La casa de la Condesa quedó vacía cuando murió en Burdeos, en 1916. Sin herederos declarados, muchos de los bienes de esta aristócrata pasaron en Guadalajara a la casa de los marqueses de Casa-Valdés. Este edificio concretamente lo heredó don José Valdés Mathié, y en1940 lo heredó su hijo Félix Juan Valdés y Armada, quien en 1961 se lo vendió libre de cargas a la Comunidad de Hermanos Maristas, para poner Colegio en él, por la cantidad de 3.700.000 pesetas. En el libro que sobre este edificio escribió don Andrés Pérez Arribas, aparecen al detalle narradas las vicisitudes de esta compra, las autorizaciones para iniciar los estudios, y el ideario de los Hermanos, con detalles muy curiosos y seguro que llenos de nostalgia para cuantos han estudiado en sus aulas durante los últimos cuarenta años, que se dice pronto.

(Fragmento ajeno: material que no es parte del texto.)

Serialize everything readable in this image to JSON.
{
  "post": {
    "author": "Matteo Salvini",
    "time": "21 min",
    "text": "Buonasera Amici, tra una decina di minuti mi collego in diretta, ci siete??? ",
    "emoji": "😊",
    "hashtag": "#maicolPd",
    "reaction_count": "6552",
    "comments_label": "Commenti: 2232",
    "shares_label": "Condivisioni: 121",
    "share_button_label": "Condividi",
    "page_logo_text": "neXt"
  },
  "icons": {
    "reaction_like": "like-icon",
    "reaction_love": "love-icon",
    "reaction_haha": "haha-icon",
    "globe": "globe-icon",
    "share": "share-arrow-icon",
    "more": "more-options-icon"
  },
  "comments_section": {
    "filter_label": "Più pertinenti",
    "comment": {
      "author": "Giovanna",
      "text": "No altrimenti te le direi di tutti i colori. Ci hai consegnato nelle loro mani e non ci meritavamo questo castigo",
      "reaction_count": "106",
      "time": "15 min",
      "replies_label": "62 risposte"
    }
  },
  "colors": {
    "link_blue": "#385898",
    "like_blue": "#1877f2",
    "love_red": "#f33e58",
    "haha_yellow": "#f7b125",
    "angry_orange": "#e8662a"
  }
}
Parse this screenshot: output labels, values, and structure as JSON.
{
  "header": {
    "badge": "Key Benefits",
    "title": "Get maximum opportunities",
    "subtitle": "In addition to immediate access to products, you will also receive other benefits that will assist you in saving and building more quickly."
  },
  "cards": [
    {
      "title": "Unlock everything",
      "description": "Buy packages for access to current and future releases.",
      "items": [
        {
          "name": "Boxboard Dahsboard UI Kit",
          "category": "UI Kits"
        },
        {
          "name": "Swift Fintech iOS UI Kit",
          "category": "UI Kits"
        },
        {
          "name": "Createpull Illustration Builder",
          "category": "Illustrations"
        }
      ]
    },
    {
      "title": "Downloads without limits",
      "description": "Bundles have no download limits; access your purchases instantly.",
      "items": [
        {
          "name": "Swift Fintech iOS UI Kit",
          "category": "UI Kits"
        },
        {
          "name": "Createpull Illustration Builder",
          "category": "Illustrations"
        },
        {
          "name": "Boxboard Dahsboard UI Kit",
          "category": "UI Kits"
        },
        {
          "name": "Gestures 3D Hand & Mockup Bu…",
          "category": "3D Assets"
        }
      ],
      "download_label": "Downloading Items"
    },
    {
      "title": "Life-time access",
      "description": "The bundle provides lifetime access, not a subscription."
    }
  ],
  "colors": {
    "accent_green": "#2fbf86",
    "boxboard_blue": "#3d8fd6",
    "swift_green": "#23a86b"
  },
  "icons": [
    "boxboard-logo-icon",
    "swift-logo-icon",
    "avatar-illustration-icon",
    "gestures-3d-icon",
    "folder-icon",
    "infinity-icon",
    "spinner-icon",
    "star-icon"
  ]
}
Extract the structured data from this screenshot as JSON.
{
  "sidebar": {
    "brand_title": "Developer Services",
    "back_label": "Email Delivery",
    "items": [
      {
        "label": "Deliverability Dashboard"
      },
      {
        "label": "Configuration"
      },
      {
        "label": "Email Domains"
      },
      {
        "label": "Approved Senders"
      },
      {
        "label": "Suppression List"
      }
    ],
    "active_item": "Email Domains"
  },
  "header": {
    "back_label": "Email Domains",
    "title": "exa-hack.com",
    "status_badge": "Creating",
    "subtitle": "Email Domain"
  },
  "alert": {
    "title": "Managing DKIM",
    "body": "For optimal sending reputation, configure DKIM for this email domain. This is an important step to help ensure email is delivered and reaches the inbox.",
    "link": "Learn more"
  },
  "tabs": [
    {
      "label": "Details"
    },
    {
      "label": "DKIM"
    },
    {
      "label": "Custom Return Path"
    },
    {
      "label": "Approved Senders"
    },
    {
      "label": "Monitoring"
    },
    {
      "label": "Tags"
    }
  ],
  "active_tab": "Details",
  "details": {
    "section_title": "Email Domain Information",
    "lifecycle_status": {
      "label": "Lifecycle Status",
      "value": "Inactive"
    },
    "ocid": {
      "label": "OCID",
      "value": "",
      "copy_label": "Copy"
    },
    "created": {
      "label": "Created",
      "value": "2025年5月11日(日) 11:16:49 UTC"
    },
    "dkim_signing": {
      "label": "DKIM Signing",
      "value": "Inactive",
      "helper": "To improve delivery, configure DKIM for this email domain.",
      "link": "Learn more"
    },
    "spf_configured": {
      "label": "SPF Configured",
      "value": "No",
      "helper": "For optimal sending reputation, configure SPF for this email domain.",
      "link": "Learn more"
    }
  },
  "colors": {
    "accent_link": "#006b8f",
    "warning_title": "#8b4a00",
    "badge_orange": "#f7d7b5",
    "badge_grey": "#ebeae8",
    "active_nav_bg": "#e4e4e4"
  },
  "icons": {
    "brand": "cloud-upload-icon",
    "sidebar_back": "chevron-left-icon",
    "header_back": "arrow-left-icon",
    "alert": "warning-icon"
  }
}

En resumen, una oportunidad de contemplar y evocar este edificio que marca una época, por su arquitectura y su historia, en la ciudad, que le sigue teniendo por faro de belleza y pináculos, aunque su memoria quede diluida un tanto en las prisas del centro, en el quehacer urgente de cada día. No está de más pararse un momento a contemplarlo, a saborear su perfil de amenidad francesa, de blanca mirada intemporal y cierta.